常用模式
模式 | 含义 |
---|---|
^ | Matches the beginning of a line |
$ | Matches the end of the line |
. | Matches any character |
\d | Match one digit |
\D | Matches any non-digit character |
\w | Match one number or one digit |
\s | Matches whitespace |
\S | Matches any non-whitespace character |
? | Repeats a character zero or one times |
* | Repeats a character zero or more times |
+ | Repeats a character one or more times |
[aeiou] | Matches a single character in the listed set |
[^XYZ] | Matches a single character not in the listed set |
[a-z0-9] | The set of characters can include a range |
() | Indicates where string extraction is to start and to end |
Lazy means match shortest possible string.
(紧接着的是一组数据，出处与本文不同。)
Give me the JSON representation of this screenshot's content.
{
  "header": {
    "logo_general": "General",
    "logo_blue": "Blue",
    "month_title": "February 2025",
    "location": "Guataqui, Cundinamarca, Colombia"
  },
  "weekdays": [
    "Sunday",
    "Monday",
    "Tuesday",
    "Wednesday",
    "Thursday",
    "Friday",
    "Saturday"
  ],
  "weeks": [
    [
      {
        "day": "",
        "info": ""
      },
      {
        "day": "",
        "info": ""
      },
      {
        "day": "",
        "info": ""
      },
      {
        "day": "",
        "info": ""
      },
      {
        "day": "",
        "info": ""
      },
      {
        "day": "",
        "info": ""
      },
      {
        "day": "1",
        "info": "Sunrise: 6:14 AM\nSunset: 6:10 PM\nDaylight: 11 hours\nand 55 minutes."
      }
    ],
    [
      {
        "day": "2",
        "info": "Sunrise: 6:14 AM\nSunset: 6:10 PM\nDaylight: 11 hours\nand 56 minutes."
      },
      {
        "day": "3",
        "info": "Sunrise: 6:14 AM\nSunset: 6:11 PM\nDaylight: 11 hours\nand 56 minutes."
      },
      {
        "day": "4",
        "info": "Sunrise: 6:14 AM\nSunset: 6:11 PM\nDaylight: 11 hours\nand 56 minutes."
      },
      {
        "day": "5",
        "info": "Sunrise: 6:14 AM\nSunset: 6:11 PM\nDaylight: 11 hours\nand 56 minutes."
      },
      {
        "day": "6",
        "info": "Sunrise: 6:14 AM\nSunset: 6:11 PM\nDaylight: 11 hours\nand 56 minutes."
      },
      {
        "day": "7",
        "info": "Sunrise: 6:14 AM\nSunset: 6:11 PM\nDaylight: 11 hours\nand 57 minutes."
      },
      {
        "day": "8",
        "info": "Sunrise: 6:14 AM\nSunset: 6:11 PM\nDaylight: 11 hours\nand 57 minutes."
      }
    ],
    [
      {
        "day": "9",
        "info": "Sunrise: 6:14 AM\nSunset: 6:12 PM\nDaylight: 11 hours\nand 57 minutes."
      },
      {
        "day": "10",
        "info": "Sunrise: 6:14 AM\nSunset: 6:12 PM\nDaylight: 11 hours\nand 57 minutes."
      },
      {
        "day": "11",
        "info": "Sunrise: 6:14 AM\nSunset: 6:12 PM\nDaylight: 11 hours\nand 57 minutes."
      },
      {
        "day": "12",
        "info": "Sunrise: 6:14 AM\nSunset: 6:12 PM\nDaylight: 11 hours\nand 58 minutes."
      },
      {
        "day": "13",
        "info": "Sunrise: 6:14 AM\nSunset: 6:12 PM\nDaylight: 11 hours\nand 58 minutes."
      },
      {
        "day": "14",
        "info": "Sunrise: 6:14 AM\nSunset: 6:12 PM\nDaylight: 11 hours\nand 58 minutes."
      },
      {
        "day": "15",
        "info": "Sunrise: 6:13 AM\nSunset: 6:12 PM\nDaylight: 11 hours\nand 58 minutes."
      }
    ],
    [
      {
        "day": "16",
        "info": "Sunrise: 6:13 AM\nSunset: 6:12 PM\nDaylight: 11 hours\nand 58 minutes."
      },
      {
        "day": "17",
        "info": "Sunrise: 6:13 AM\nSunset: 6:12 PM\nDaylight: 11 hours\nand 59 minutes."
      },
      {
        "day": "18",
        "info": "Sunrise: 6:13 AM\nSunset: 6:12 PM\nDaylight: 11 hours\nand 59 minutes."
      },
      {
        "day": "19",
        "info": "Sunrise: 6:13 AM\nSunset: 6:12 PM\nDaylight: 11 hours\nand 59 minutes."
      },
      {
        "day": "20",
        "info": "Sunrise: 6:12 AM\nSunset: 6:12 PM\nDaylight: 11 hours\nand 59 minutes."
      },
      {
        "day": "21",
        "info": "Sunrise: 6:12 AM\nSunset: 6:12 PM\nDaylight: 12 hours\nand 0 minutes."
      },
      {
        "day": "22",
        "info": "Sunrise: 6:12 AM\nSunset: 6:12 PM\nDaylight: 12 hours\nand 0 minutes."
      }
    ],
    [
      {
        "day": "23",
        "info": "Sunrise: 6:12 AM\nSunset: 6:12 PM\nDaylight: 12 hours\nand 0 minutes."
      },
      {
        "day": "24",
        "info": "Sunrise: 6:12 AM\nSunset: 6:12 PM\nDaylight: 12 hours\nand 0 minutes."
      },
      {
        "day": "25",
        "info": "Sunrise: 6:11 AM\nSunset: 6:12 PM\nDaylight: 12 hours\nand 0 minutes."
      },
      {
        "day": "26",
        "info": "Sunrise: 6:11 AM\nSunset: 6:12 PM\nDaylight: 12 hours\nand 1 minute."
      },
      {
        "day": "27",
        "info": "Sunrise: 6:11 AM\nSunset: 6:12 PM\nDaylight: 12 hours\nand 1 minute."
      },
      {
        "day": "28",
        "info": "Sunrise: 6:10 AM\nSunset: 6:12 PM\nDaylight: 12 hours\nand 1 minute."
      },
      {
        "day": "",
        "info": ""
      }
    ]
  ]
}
Greedy means match longest possible string.(default)
For example, the greedy h.+l
matches ‘hell’ in ‘hello’ but the lazy h.+?l
matches ‘hel’.
python调用方式
import re
引入模块直接开始使用正则匹配各种功能
- re.search() 返回True\False
- re.match() 匹配起始位置成功返回起始位置,否则返回non
- re.findall() 返回所有匹配的list
另外一种使用方法
- 先将正则表达式的字符串形式编译为Pattern实例
- 使用Pattern实例处理文本并获得匹配结果(一个Match实例)
- 使用Match实例获得信息
两种方法是等价的,只不过第二种支持pattern的复用
正则匹配复杂度
Python正则匹配使用基于回溯的一种NFA实现。通过数据比较,在最坏的情况下用Thompson NFA实现的awk表现比匹配回溯的NFA要好很多倍。最坏情况下的复杂度不一样,回溯NFA是O(2^N),而Thompson的复杂度是O(N^2)。参见正则表达式匹配和NFA/DFA
practice
print re.findAll([0-9]+,'My favorite 2 number are 19 and 42')
[‘2’,’19’,’42’]
x='From stephen.marq@uct.ac.za to sansa@uci.edu Sat Jan 5 09:04:15 2008'
y=re.findall('\S+@\S+',x)
[‘stephen.marq@uct.ac.za’,’sansa@uci.edu’]y=re.findall('From (\S+@\S+)',x)
[‘stephen.marq@uct.ac.za’]